YARGITAY KARARI
DAİRE : 12. Ceza Dairesi
ESAS NO : 2014/21956
KARAR NO : 2015/13825
KARAR TARİHİ : 18.09.2015
Tebliğname no : 12 – 2014/317927
Mahkemesi : Kırşehir 2. Asliye Ceza Mahkemesi
Tarihi : 16/06/2014
Numarası : 2013/404 – 2014/212
Suç : Taksirle Yaralama
Taksirle yaralama suçundan sanığın mahkumiyetine ilişkin hüküm, sanık tarafından temyiz edilmekle, dosya incelendi gereği düşünüldü;
Sanığın idaresindeki otomobille tali yoldan bölünmüş iki şeritli devlet yoluna tersten girip, bölünmüş yolda ters yönden 200 metre ilerleyip, sağındaki orta refüj aralığından yolun karşı tarafına geçmek isterken aracının sol önü ile, aynı yönden doğru istikametten seyreden ve orta refüj aralığından tekrar geldiği yöne U dönüşü yapmak isteyen mağdurun idaresindeki otomobile çarptığı olayda, bilinçli taksir koşullarının oluştuğu kabul edilerek sanık hakkında TCK’nın 22/3. maddesi hükümlerinin uygulanması gerektiğinin gözetilmemesi; yine; bu oluşa göre tamamen kusurlu olduğu kabul ve tespit edilen sanık hakkında, iki sınır arasında temel ceza belirlenirken suçun işleniş biçimi, failin taksire dayalı kusurunun yoğunluğu, meydana gelen zararın ağırlığı, maddede öngörülen cezanın alt sınırı da nazara alınmak suretiyle, uygun bir cezaya hükmedilmesi gerektiği nazara alınmadan, tamamen kusurlu olarak meydana getirdiği kaza sonucu üç kişinin basit tıbbi müdahale ile giderilebilecek şekilde yaralanmasına neden olan sanık hakkında adalet ve hakkaniyet kuralları uyarınca alt sınırdan uzaklaşmak suretiyle ceza tayini gerekirken, yazılı şekilde hüküm kurulması aleyhe temyiz olmadığından bozma nedeni yapılmamıştır.
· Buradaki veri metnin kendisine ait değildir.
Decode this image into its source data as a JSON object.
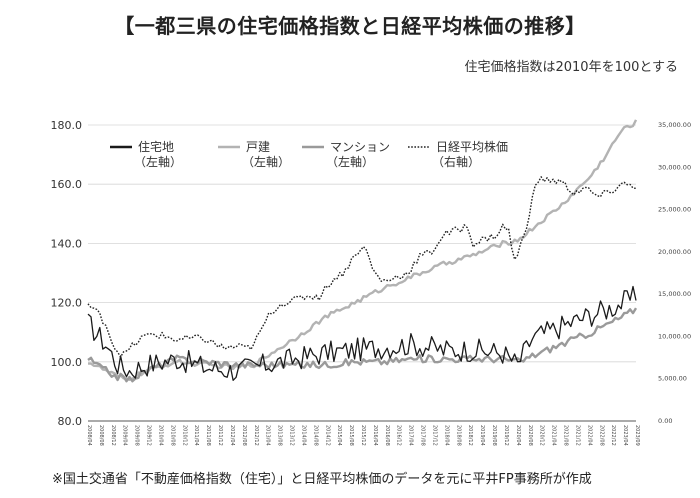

Yapılan yargılamaya, toplanıp karar yerinde gösterilen delillere, mahkemenin kovuşturma sonuçlarına uygun olarak oluşan kanaat ve takdirine, incelenen dosya kapsamına göre, sanığın yerinde görülmeyen sair temyiz itirazlarının reddine; ancak;
Yargıtay Ceza Genel Kurulu’nun 07/07/2009 tarih 2009/9-62-191 sayılı kararında da vurgulandığı üzere, taksirli suçlar açısından temel cezanın belirlenmesinde TCK’nın 61/1. maddesinin (g) bendinde yer alan “failin güttüğü amaç ve saiki” gerekçesine dayanılamayacağının gözetilmemesi,
Kanuna aykırı olup, hükmün bu nedenle 5320 sayılı Kanunun 8. maddesi gereğince halen uygulanmakta olan 1412 sayılı CMUK’un 321. maddesi uyarınca BOZULMASINA, ancak; yeniden yargılamayı gerektirmeyen bu konuda, aynı Kanunun 322. maddesi gereğince karar verilmesi mümkün bulunduğundan, aynı maddenin verdiği yetkiye istinaden, hüküm bölümünün 1. paragrafındaki “kastı ve güttüğü amaç ” ibaresinin hükümden çıkarılması suretiyle sair yönleri usul ve Kanuna uygun bulunan hükmün, DÜZELTİLEREK ONANMASINA, 18.09.2015 tarihinde oybirliğiyle karar verildi.